荷物優先のレイアウトから脱却し、働く人の運転しやすさを重視した 荷物優先のレイアウトから脱却し、働く人の運転しやすさを重視した (クリックして拡大) 出典:ダイハツ工業

 従来の軽商用車のレイアウトは、限られた全長の中で荷室を確保するためエンジンの上に運転席を設けるキャブオーバーのFR車となっている。ダイハツ工業の調査では、こうした軽キャブバンや軽ボンネットバンに対して、室内の静粛性や足元の広さ、乗り心地にユーザーが不満を持っていることが分かっている。

 ドライバーにとって快適ではないレイアウトで荷室を確保しているにも関わらず、荷室の使用率や積載重量は減少傾向にある。荷室使用率は2004年の50%から2014年は45%に、平均積載重量は2004年の133kgから2014年は117kgに低下した。また、軽商用車よりも荷室の狭い「ウェイク」や「タント」といった軽乗用車を商用用途で使う例も増加しているという。

 こうしたニーズの変化を踏まえ、荷室の広さではなくドライバーの快適性を重視した軽商用車の投入を決めた。運転席の前方にエンジンを置くFF車のレイアウトでありながら、広さと使い勝手の良さを追求してきた軽乗用車のパッケージングを活用した。

軽乗用車で培ったFF車のパッケージングを活用した 軽乗用車で培ったFF車のパッケージングを活用した (クリックして拡大) 出典:ダイハツ工業

 エンジンを運転席前方に置くレイアウトとすることにより、静粛性を向上するとともに、音の進入経路を遮断し、吸遮音材の最適に配置できたため、競合他社の登録車のFFバンと同等の会話明瞭度を実現したとしている。

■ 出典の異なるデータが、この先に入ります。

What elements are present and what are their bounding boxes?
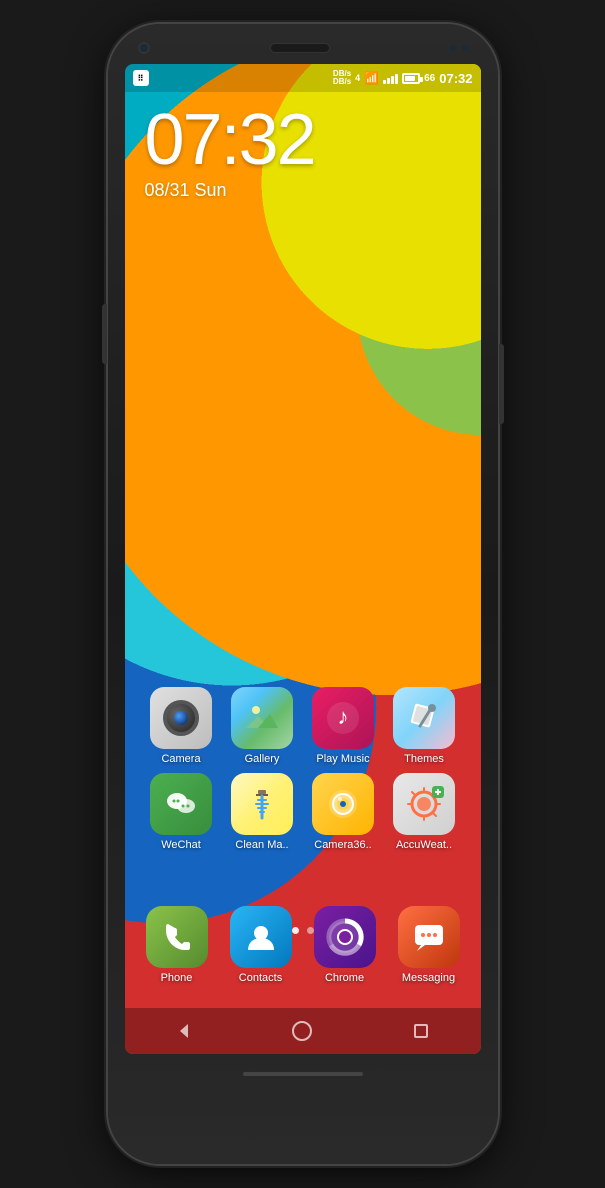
clock-time: 07:32 (145, 104, 315, 176)
app-item-camera[interactable]: Camera (145, 687, 217, 765)
phone-icon (146, 906, 208, 968)
wechat-label: WeChat (161, 839, 201, 851)
app-item-cleanmaster[interactable]: Clean Ma.. (226, 773, 298, 851)
app-item-camera360[interactable]: Camera36.. (307, 773, 379, 851)
dock-item-messaging[interactable]: Messaging (393, 906, 465, 1008)
themes-label: Themes (404, 753, 444, 765)
app-item-gallery[interactable]: Gallery (226, 687, 298, 765)
phone-label: Phone (161, 972, 193, 984)
notification-icon: ⠿ (133, 70, 149, 86)
proximity-sensor (450, 45, 456, 51)
app-item-playmusic[interactable]: ♪ Play Music (307, 687, 379, 765)
camera360-label: Camera36.. (314, 839, 371, 851)
camera-icon (150, 687, 212, 749)
light-sensor (462, 45, 468, 51)
front-camera (138, 42, 150, 54)
messaging-label: Messaging (402, 972, 455, 984)
app-row-1: Camera Gallery (141, 687, 465, 765)
playmusic-label: Play Music (316, 753, 369, 765)
playmusic-icon: ♪ (312, 687, 374, 749)
battery-percent: 66 (424, 73, 435, 84)
battery-icon (402, 73, 420, 84)
phone-bottom (108, 1054, 498, 1098)
clock-date: 08/31 Sun (145, 180, 315, 201)
cleanmaster-icon (231, 773, 293, 835)
contacts-label: Contacts (239, 972, 282, 984)
camera360-icon (312, 773, 374, 835)
network-info: DB/sDB/s (333, 70, 351, 86)
dock-apps: Phone Contacts (125, 898, 481, 1008)
back-button[interactable] (166, 1013, 202, 1049)
status-right: DB/sDB/s 4 📶 66 07:32 (333, 70, 473, 86)
dock-item-chrome[interactable]: Chrome (309, 906, 381, 1008)
earpiece-speaker (270, 43, 330, 53)
app-row-2: WeChat Cle (141, 773, 465, 851)
sensors-area (450, 45, 468, 51)
app-item-accuweather[interactable]: AccuWeat.. (388, 773, 460, 851)
contacts-icon (230, 906, 292, 968)
status-time: 07:32 (439, 71, 472, 86)
cleanmaster-label: Clean Ma.. (235, 839, 288, 851)
signal-strength-icon (383, 72, 398, 84)
dock: Phone Contacts (125, 898, 481, 1008)
phone-top-bar (108, 24, 498, 64)
app-item-themes[interactable]: Themes (388, 687, 460, 765)
home-button[interactable] (284, 1013, 320, 1049)
recents-button[interactable] (403, 1013, 439, 1049)
app-grid: Camera Gallery (125, 687, 481, 859)
svg-text:♪: ♪ (338, 704, 349, 729)
camera-lens-icon (163, 700, 199, 736)
lte-icon: 4 (355, 73, 360, 83)
navigation-bar (125, 1008, 481, 1054)
phone-screen: ⠿ DB/sDB/s 4 📶 66 07:32 (125, 64, 481, 1054)
status-left: ⠿ (133, 70, 149, 86)
wechat-icon (150, 773, 212, 835)
phone-device: ⠿ DB/sDB/s 4 📶 66 07:32 (108, 24, 498, 1164)
dock-item-contacts[interactable]: Contacts (225, 906, 297, 1008)
chrome-label: Chrome (325, 972, 364, 984)
accuweather-icon (393, 773, 455, 835)
messaging-icon (398, 906, 460, 968)
camera-label: Camera (161, 753, 200, 765)
clock-widget: 07:32 08/31 Sun (145, 104, 315, 201)
gallery-icon (231, 687, 293, 749)
home-indicator (243, 1072, 363, 1076)
dock-item-phone[interactable]: Phone (141, 906, 213, 1008)
gallery-label: Gallery (245, 753, 280, 765)
themes-icon (393, 687, 455, 749)
accuweather-label: AccuWeat.. (396, 839, 452, 851)
chrome-icon (314, 906, 376, 968)
wifi-icon: 📶 (364, 71, 379, 85)
status-bar: ⠿ DB/sDB/s 4 📶 66 07:32 (125, 64, 481, 92)
app-item-wechat[interactable]: WeChat (145, 773, 217, 851)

 また、ハイゼット キャディーのステアリングの角度は30度で、38度の現行の軽商用バン「ハイゼット カーゴ」よりも乗用車感覚で運転できるようにした。

 ハイゼット カーゴの最大積載量は2人乗車時の自然吸気(NA)エンジンモデルで350kgだが、ハイゼット キャディーの最大積載量は150kgとなる。

 乗車定員はハイゼット カーゴが最大4人だったが、ハイゼット キャディーはリアシートを設けておらず、2人までだ。